Legends can be of great help to understand a plot. Typically, ggplot2 adds legend by default on right side of the plot based on the variable that we used to color or fill.
However, as Cluas Wilke says in his fantastic book on Data Visualization, legends can make the plot difficult to understand as well.
Even though legend legibility can be improved by encoding data redundantly, in multiple aesthetics, legends always put an extra mental burden on the reader. In reading a legend, the reader needs to pick up information in one part of the visualization and then transfer it over to a different part. We can typically make our readers’ lives easier if we eliminate the legend altogether.
Eliminating the legend does not mean, however, that we simply not provide one and instead write sentences such as “The yellow dots represent Iris versicolor” in the figure caption. Eliminating the legend means that we design the figure in such a way that it is immediately obvious what the various graphical elements represent, even if no explicit legend is present.
One of the solutions to this problem is “direct labeling”. Basically, with direct labeling. we add suitable text labels or annotations right on the plot itself. This can relieve the readers mental burden of transferring legend information on one side of the plot to the actual plot. Claus Wilke also shared how to directly add the labels using ggplot2 in R. The trick is to use ggplot’2 secondary axis argument “sec.axis”.
In this post, we will make a simple time series plot with few tech companies stock data from January 2020 to April 2021. Let us get started by loading tidyverse.
library(tidyverse) theme_set(theme_bw(16))
We will load the stock data directly from datavizpyr’s github page.
link2data <- "https://bit.ly/3dqO4V9" stock_df <- read_tsv(link2data)
Our data looks like this.
head(stock_df) ## # A tibble: 6 x 3 ## company date price ## <chr> <date> <dbl> ## 1 AMZN 2020-01-02 1898. ## 2 AMZN 2020-01-03 1875. ## 3 AMZN 2020-01-06 1903. ## 4 AMZN 2020-01-07 1907. ## 5 AMZN 2020-01-08 1892. ## 6 AMZN 2020-01-09 1901.
Let us make a simple time series plot with geom_line() to see the change in stock price over time.
stock_df %>% ggplot(aes(x=date, y=price, color=company))+ geom_line() ggsave("Simple_Time_Series_plot_with_legend_labels_in_wrong_order_ggplot2_R.png")

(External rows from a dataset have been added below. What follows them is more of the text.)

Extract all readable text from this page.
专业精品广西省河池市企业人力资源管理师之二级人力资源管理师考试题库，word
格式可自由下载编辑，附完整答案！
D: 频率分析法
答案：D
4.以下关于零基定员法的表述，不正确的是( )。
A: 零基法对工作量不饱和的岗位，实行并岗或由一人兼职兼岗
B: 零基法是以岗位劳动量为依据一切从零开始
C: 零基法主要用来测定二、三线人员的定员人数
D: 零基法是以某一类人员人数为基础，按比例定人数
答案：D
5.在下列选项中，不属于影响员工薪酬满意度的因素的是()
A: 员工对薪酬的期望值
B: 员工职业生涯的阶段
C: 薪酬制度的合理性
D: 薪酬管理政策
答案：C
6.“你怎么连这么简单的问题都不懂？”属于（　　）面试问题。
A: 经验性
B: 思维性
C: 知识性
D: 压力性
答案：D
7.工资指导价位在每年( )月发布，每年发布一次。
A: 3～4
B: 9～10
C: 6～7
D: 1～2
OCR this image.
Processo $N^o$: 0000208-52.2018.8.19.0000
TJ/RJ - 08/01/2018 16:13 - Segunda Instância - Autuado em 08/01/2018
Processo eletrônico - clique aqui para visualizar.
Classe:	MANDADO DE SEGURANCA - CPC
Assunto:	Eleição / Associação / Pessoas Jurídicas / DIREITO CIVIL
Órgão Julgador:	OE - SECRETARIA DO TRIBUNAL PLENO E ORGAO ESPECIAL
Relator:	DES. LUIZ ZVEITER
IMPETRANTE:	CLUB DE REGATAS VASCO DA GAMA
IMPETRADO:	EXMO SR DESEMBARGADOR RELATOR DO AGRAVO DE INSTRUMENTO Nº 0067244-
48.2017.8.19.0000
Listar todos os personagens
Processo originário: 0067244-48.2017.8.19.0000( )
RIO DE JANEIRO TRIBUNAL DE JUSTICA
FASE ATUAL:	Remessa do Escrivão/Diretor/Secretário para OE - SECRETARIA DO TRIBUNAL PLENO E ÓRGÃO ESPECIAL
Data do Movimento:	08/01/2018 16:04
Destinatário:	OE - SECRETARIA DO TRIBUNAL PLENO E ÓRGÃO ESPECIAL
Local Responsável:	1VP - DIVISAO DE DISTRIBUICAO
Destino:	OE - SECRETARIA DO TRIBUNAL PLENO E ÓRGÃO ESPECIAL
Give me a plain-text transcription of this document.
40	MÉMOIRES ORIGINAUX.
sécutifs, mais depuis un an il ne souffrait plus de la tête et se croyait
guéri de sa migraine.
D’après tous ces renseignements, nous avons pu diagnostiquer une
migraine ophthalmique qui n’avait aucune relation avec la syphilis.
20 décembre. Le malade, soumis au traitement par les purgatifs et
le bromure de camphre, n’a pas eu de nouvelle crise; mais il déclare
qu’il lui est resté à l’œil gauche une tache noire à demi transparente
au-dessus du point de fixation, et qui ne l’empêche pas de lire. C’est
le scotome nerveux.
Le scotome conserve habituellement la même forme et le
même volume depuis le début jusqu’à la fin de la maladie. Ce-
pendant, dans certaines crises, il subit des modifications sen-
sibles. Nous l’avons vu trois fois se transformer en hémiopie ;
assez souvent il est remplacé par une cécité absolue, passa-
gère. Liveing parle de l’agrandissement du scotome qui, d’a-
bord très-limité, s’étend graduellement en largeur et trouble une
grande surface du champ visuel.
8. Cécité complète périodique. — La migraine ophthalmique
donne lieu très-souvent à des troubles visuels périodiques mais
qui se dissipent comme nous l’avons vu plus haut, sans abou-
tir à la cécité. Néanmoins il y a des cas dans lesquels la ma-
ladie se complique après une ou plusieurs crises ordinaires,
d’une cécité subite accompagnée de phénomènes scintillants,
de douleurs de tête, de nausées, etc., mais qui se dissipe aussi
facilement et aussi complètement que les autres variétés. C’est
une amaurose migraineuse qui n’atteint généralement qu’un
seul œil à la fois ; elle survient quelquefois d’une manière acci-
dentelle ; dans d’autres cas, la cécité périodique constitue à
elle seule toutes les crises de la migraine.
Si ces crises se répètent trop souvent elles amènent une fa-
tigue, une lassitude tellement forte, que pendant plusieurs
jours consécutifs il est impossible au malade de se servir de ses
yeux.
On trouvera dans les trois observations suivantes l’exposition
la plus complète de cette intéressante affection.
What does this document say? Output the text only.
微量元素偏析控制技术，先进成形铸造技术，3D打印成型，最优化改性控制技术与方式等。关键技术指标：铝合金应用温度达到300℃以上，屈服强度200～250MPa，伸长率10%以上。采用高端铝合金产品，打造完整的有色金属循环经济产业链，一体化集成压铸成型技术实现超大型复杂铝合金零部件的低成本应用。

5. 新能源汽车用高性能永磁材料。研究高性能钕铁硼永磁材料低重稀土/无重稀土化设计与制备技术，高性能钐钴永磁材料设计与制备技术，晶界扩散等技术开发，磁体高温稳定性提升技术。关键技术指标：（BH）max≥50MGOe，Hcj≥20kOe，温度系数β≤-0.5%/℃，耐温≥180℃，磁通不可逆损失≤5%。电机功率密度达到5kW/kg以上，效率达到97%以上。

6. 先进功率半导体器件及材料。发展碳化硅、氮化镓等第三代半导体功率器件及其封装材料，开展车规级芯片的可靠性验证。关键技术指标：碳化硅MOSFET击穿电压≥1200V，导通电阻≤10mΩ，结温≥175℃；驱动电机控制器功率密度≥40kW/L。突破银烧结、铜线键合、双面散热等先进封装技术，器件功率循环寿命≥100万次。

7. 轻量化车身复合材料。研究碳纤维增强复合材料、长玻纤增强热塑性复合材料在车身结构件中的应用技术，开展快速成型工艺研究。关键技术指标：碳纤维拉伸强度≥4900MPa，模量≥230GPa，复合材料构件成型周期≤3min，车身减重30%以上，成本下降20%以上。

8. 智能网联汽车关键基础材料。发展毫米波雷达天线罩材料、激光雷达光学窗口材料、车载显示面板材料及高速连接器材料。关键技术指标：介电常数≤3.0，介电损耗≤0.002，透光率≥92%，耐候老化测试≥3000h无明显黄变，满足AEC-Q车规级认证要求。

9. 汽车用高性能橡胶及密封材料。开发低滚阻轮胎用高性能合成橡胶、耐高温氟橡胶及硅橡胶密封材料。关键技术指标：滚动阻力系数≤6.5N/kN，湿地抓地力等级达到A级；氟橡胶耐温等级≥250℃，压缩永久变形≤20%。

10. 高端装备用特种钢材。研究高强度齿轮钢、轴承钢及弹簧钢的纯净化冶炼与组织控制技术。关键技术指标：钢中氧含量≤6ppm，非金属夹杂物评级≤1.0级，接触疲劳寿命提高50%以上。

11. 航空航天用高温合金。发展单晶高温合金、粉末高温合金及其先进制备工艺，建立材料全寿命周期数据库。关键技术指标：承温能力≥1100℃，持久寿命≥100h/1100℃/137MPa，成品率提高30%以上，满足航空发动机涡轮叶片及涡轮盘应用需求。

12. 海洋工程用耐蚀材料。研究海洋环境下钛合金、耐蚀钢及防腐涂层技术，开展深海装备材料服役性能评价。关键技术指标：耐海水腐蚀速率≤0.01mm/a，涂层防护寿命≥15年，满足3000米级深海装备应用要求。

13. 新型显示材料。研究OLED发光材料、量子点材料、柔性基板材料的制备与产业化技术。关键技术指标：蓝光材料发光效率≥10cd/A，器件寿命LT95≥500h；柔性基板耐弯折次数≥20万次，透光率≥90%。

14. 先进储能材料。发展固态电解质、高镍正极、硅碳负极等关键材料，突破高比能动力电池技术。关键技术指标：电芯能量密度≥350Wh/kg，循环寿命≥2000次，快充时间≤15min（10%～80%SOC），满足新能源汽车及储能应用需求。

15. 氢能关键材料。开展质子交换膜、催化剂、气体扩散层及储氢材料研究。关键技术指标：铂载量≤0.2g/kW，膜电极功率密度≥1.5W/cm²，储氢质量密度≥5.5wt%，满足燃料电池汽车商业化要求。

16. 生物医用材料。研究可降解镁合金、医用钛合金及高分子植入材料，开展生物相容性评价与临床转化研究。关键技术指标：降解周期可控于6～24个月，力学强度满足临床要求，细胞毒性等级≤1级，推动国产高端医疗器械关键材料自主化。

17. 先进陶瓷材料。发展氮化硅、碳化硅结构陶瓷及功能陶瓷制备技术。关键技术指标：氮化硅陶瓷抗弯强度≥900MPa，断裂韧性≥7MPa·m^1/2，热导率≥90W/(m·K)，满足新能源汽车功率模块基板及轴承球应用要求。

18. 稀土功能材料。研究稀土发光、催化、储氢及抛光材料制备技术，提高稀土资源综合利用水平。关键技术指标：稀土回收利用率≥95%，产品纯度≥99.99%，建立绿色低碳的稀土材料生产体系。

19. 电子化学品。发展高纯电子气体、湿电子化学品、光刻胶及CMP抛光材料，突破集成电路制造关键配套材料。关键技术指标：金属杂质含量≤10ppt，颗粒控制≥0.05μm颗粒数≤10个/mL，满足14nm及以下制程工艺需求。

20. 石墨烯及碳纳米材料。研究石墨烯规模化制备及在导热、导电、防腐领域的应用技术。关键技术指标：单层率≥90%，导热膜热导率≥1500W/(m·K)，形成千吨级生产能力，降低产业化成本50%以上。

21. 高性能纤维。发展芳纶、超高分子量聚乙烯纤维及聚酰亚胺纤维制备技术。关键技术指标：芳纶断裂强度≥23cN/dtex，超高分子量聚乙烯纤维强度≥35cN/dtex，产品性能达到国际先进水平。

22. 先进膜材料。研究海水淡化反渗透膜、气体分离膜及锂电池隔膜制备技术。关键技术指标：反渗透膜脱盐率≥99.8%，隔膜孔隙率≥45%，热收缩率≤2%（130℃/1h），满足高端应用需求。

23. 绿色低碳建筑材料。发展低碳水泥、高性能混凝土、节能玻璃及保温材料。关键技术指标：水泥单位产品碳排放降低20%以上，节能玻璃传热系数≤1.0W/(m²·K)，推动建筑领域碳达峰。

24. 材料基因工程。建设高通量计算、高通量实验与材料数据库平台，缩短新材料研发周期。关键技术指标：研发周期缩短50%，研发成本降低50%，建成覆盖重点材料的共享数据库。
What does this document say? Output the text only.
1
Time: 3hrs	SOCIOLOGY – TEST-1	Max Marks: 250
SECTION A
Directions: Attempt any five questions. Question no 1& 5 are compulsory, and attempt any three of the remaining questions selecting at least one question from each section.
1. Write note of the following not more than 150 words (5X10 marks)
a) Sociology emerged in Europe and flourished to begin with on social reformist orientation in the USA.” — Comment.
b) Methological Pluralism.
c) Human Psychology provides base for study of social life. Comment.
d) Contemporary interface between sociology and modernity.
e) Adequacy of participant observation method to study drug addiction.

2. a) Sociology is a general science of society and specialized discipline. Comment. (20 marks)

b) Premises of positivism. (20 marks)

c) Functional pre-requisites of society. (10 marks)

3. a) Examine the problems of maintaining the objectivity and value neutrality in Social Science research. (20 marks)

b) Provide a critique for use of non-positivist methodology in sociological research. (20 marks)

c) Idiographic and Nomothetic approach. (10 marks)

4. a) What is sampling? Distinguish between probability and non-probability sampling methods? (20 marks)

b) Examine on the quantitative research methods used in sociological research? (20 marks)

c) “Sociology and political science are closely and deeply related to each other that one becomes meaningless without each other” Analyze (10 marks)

Since we are adding colors using the variable “company”, ggplot2 has added colors to the line and a legend on the right side. Note that the order of the plot is different from the legend label order and also it is harder to match the colors on legend labels with the plot.
Direct Labelling with sec.axis in ggplot2
One of the solutions is to directly label the plots. The trick we use here is add secondary axis using “sec.axis” argument and add the company names on the secondary axis. In this case we will be creating secondary axis on y-axis. To add the label at the end of the plot on the secondary axis, we need to know the last stock value for each company.
Here we use groupby() and last() functions to get the last value for each company.
stock_last_df <- stock_df %>% group_by(company) %>% summarize( last = dplyr::last(price) )
stock_last_df ## # A tibble: 5 x 2 ## company last ## <chr> <dbl> ## 1 AMZN 3333 ## 2 FB 303. ## 3 GOOGL 2242. ## 4 NFLX 540. ## 5 TSLA 732.
With the secondary axis idea to directly label the plot, let us us first make the line plot as before with geom_line(). We add secondary axis using sce.axis as argument to scale_y_continous() function. Here we specify dup_axis() function with specification to add breaks and labels on the secondary y-axis. In addition we also remove any empty white space using expand argument for both the axes.
stock_df %>% ggplot(aes(x=date, y=price, color=company))+ geom_line()+ scale_x_date(expand = c(0,0))+ scale_y_continuous( limits = c(0, 3600), expand = c(0,0), sec.axis = dup_axis( breaks = stock_last_df$last, labels = stock_last_df$company, name = NULL ) ) + guides(color="none") ggsave("direct_labeling_with_secondary_axis_ggplot2_R.png")
Check out the ticks on secondary y-axis that we added with “breaks” argument and the company names we added with “labels” argument. We have directly labeled the lines and it is much easier read and interpret the plot.